Russia's intervention in Syria seems to have paid off, helping the country's dictator, a Russian ally, survive. But success in the battlefield can breed arrogance. The early "success" in Afghanistan made Washington overconfident about the outcome in Iraq. Could the success in Syria make Putin excessively confident about a military risky gamble in Ukraine?
Early optimism about war is a common occurrence -- a commonly disastrous one.
Pentagon spokesman to Russia: We're not going to be fooled12:28
When a Serbian nationalist shot Archduke Franz Ferdinand in Sarajevo in June 1914, nobody expected the chain reaction that led to tens of millions of deaths and embroiled much of Europe, along with nations from Japan to Brazil in World War I, or the Great War, as it came to be known for a time.
Young men enthusiastically joined the war effort, with military leaders convinced it would all be over in a few months, with everyone back home for Christmas.
Far from the quick affair the strategists had envisioned, the fighting featured a new generation of weaponry -- as happens with some regularity -- transforming the conflict and leading to unprecedented carnage. The political and diplomatic knitting of the region ended up bringing an ever-growing number of countries into the fray.
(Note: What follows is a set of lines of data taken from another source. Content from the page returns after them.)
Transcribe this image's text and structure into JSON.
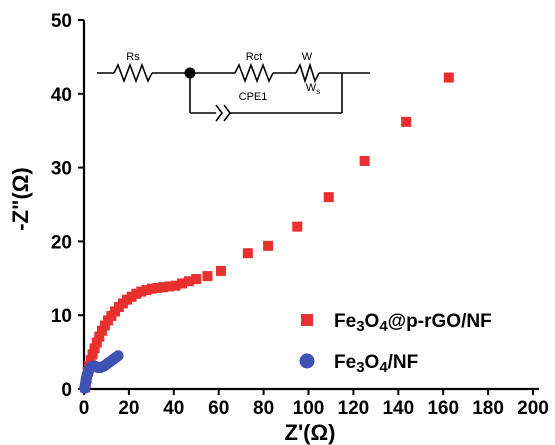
{
  "chart_data": {
    "type": "scatter",
    "xlabel": "Z'(Ω)",
    "ylabel": "-Z\"(Ω)",
    "xlim": [
      0,
      200
    ],
    "ylim": [
      0,
      50
    ],
    "x_ticks": [
      0,
      20,
      40,
      60,
      80,
      100,
      120,
      140,
      160,
      180,
      200
    ],
    "y_ticks": [
      0,
      10,
      20,
      30,
      40,
      50
    ],
    "grid": false,
    "legend_position": "bottom-right",
    "series": [
      {
        "name": "Fe3O4@p-rGO/NF",
        "name_main": "Fe",
        "name_sub1": "3",
        "name_mid": "O",
        "name_sub2": "4",
        "name_rest": "@p-rGO/NF",
        "marker": "square",
        "color": "#e8312f",
        "points": [
          [
            0.5,
            0.2
          ],
          [
            0.8,
            0.8
          ],
          [
            1.2,
            1.5
          ],
          [
            1.7,
            2.3
          ],
          [
            2.3,
            3.1
          ],
          [
            3.0,
            3.9
          ],
          [
            3.8,
            4.7
          ],
          [
            4.7,
            5.5
          ],
          [
            5.7,
            6.3
          ],
          [
            6.8,
            7.1
          ],
          [
            8.0,
            7.9
          ],
          [
            9.3,
            8.6
          ],
          [
            10.7,
            9.3
          ],
          [
            12.2,
            9.9
          ],
          [
            13.8,
            10.5
          ],
          [
            15.5,
            11.1
          ],
          [
            17.3,
            11.6
          ],
          [
            19.2,
            12.1
          ],
          [
            21.2,
            12.5
          ],
          [
            23.3,
            12.9
          ],
          [
            25.5,
            13.2
          ],
          [
            27.8,
            13.4
          ],
          [
            30.2,
            13.6
          ],
          [
            32.7,
            13.7
          ],
          [
            35.3,
            13.8
          ],
          [
            38.0,
            13.9
          ],
          [
            40.8,
            14.0
          ],
          [
            43.7,
            14.3
          ],
          [
            46.7,
            14.6
          ],
          [
            50.0,
            14.9
          ],
          [
            55.0,
            15.3
          ],
          [
            61.0,
            16.0
          ],
          [
            73.0,
            18.4
          ],
          [
            82.0,
            19.4
          ],
          [
            95.0,
            22.0
          ],
          [
            109.0,
            26.0
          ],
          [
            125.0,
            30.9
          ],
          [
            143.5,
            36.2
          ],
          [
            162.5,
            42.2
          ]
        ]
      },
      {
        "name": "Fe3O4/NF",
        "name_main": "Fe",
        "name_sub1": "3",
        "name_mid": "O",
        "name_sub2": "4",
        "name_rest": "/NF",
        "marker": "circle",
        "color": "#3f51b5",
        "points": [
          [
            0.3,
            0.1
          ],
          [
            0.5,
            0.5
          ],
          [
            0.8,
            1.0
          ],
          [
            1.1,
            1.5
          ],
          [
            1.5,
            2.0
          ],
          [
            2.0,
            2.4
          ],
          [
            2.5,
            2.8
          ],
          [
            3.2,
            3.0
          ],
          [
            4.0,
            3.1
          ],
          [
            4.8,
            3.1
          ],
          [
            5.6,
            3.0
          ],
          [
            6.4,
            2.9
          ],
          [
            7.2,
            2.9
          ],
          [
            8.0,
            3.0
          ],
          [
            8.9,
            3.1
          ],
          [
            9.8,
            3.3
          ],
          [
            10.7,
            3.5
          ],
          [
            11.6,
            3.7
          ],
          [
            12.5,
            3.9
          ],
          [
            13.4,
            4.1
          ],
          [
            14.3,
            4.3
          ],
          [
            15.2,
            4.5
          ]
        ]
      }
    ]
  },
  "circuit": {
    "labels": {
      "rs": "Rs",
      "rct": "Rct",
      "w": "W",
      "ws_main": "W",
      "ws_sub": "s",
      "cpe": "CPE1"
    }
  },
  "colors": {
    "axis": "#000000",
    "circuit": "#000000"
  }
}
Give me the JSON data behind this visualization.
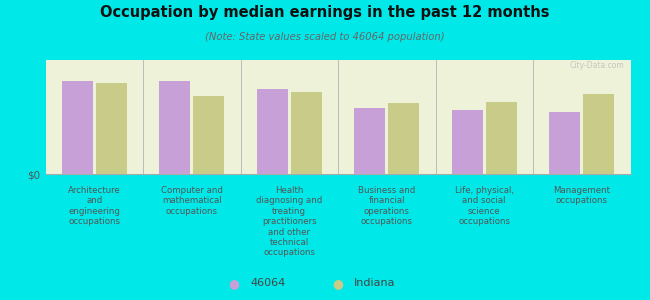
{
  "title": "Occupation by median earnings in the past 12 months",
  "subtitle": "(Note: State values scaled to 46064 population)",
  "background_color": "#00e8e8",
  "plot_bg_color": "#eef2d8",
  "bar_color_46064": "#c8a0d8",
  "bar_color_indiana": "#c8cc88",
  "categories": [
    "Architecture\nand\nengineering\noccupations",
    "Computer and\nmathematical\noccupations",
    "Health\ndiagnosing and\ntreating\npractitioners\nand other\ntechnical\noccupations",
    "Business and\nfinancial\noperations\noccupations",
    "Life, physical,\nand social\nscience\noccupations",
    "Management\noccupations"
  ],
  "values_46064": [
    0.82,
    0.82,
    0.75,
    0.58,
    0.56,
    0.54
  ],
  "values_indiana": [
    0.8,
    0.68,
    0.72,
    0.62,
    0.63,
    0.7
  ],
  "ylabel": "$0",
  "legend_46064": "46064",
  "legend_indiana": "Indiana",
  "watermark": "City-Data.com"
}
The war continued for four years, and when it ended it had sown the seeds for World War II, which forever rechristened the Great War into World War I.
That early optimism was also evident in the deadliest war for Americans, the Civil War. On both sides, spirits were high as idealistic youngsters signed up for 90 days in their crisp new uniforms. The excitement faded as the war raged for four brutal years. The death toll, somewhere around 750,000, amounted to some 2.5 % of the young country's population, the highest number of US deaths in any war, equivalent to more than 7 million today.
Wars almost never play out exactly as planned. That is not to say that no war is ever worth fighting. But when disputes shift from diplomacy and politics to shooting on a battlefield, everything changes.
As Putin's forces mass along three sides of Ukraine, we can only hope he, too, is a student of history and understands there's a high likelihood that an invasion will not turn out quite as he expects.
Even if he doesn't care about history's verdict, perhaps he can glean its warning to avert disaster -- not just for Ukraine, but also for Russia, and potentially other parts of the world.